In Oberösterreich bezieht jeder 258. Einwohner Sozialhilfe. Österreichweit jeder 45., in Wien jeder 14. Das liegt daran, dass alle Bundesländer ein eigenes System haben. Landeshauptmann Thomas Stelzer fordert Sozialministerin Korinna Schumann auf, bei der geplanten Harmonisierung einen Gang höherzuschalten.
Das Sozialministerium solle sich das oberösterreichische Modell zum Vorbild nehmen. Das Land hat mit 1. Februar mehrere Hebel eingeführt.
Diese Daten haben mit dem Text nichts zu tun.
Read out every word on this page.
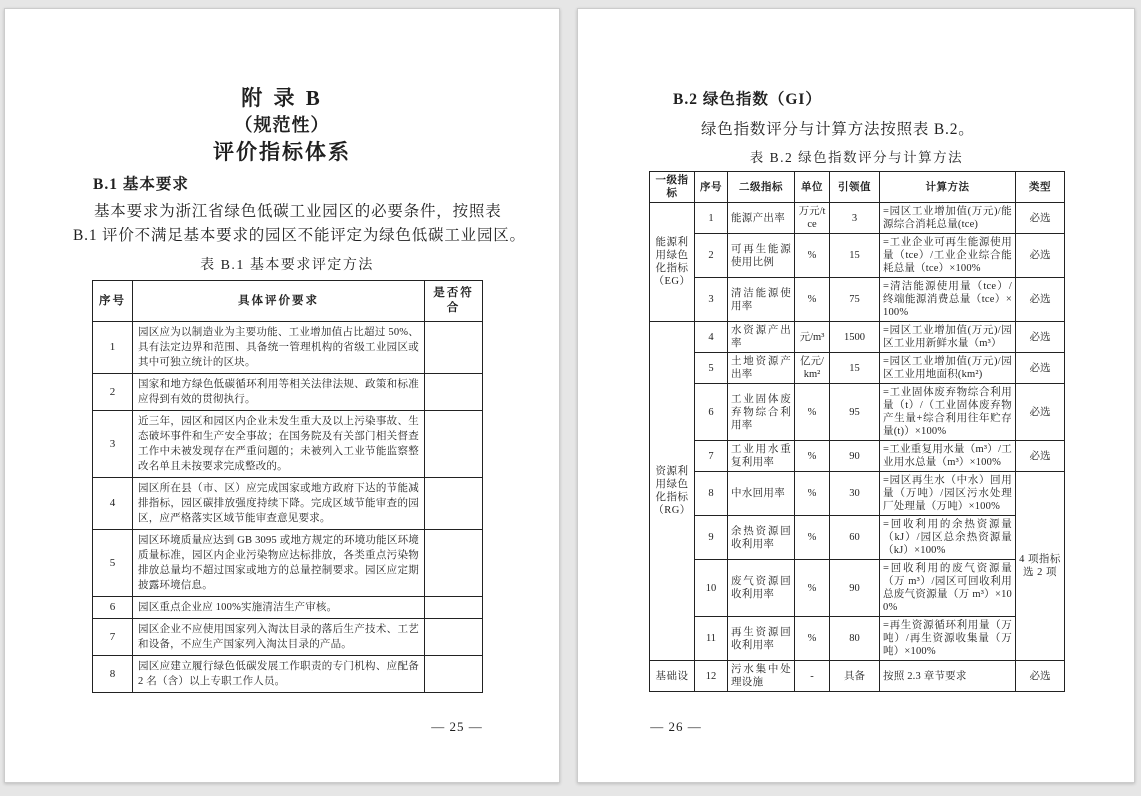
附 录 B
（规范性）
评价指标体系
B.1 基本要求
基本要求为浙江省绿色低碳工业园区的必要条件，按照表
B.1 评价不满足基本要求的园区不能评定为绿色低碳工业园区。
表 B.1 基本要求评定方法
序号	具体评价要求	是否符合
1	园区应为以制造业为主要功能、工业增加值占比超过 50%、具有法定边界和范围、具备统一管理机构的省级工业园区或其中可独立统计的区块。	
2	国家和地方绿色低碳循环利用等相关法律法规、政策和标准应得到有效的贯彻执行。	
3	近三年，园区和园区内企业未发生重大及以上污染事故、生态破坏事件和生产安全事故；在国务院及有关部门相关督查工作中未被发现存在严重问题的；未被列入工业节能监察整改名单且未按要求完成整改的。	
4	园区所在县（市、区）应完成国家或地方政府下达的节能减排指标，园区碳排放强度持续下降。完成区域节能审查的园区，应严格落实区域节能审查意见要求。	
5	园区环境质量应达到 GB 3095 或地方规定的环境功能区环境质量标准，园区内企业污染物应达标排放，各类重点污染物排放总量均不超过国家或地方的总量控制要求。园区应定期披露环境信息。	
6	园区重点企业应 100%实施清洁生产审核。	
7	园区企业不应使用国家列入淘汰目录的落后生产技术、工艺和设备，不应生产国家列入淘汰目录的产品。	
8	园区应建立履行绿色低碳发展工作职责的专门机构、应配备 2 名（含）以上专职工作人员。	
— 25 —
B.2 绿色指数（GI）
绿色指数评分与计算方法按照表 B.2。
表 B.2 绿色指数评分与计算方法
一级指标	序号	二级指标	单位	引领值	计算方法	类型
能源利用绿色化指标（EG）	1	能源产出率	万元/tce	3	=园区工业增加值(万元)/能源综合消耗总量(tce)	必选
	2	可再生能源使用比例	%	15	=工业企业可再生能源使用量（tce）/工业企业综合能耗总量（tce）×100%	必选
	3	清洁能源使用率	%	75	=清洁能源使用量（tce）/终端能源消费总量（tce）×100%	必选
资源利用绿色化指标（RG）	4	水资源产出率	元/m³	1500	=园区工业增加值(万元)/园区工业用新鲜水量（m³）	必选
	5	土地资源产出率	亿元/km²	15	=园区工业增加值(万元)/园区工业用地面积(km²)	必选
	6	工业固体废弃物综合利用率	%	95	=工业固体废弃物综合利用量（t）/（工业固体废弃物产生量+综合利用往年贮存量(t)）×100%	必选
	7	工业用水重复利用率	%	90	=工业重复用水量（m³）/工业用水总量（m³）×100%	必选
	8	中水回用率	%	30	=园区再生水（中水）回用量（万吨）/园区污水处理厂处理量（万吨）×100%	4 项指标选 2 项
	9	余热资源回收利用率	%	60	=回收利用的余热资源量（kJ）/园区总余热资源量（kJ）×100%	
	10	废气资源回收利用率	%	90	=回收利用的废气资源量（万 m³）/园区可回收利用总废气资源量（万 m³）×100%	
	11	再生资源回收利用率	%	80	=再生资源循环利用量（万吨）/再生资源收集量（万吨）×100%	
基础设	12	污水集中处理设施	-	具备	按照 2.3 章节要求	必选
— 26 —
Bei Einstieg oder Wiedereinstieg werden anfangs nur 50 Prozent ausbezahlt. Erst bei glaubhafter Mitwirkung – z.B. durch Teilnahme an Integrations- oder Sprachmaßnahmen – erfolgt eine Aufstockung.
Wenn man sich nicht um eine Arbeit oder ums Deutschlernen bemüht, dann wird zweimal gekürzt: zuerst um 30 Prozent, dann um 50 Prozent. Bei völliger Verweigerung ist eine komplette Streichung möglich.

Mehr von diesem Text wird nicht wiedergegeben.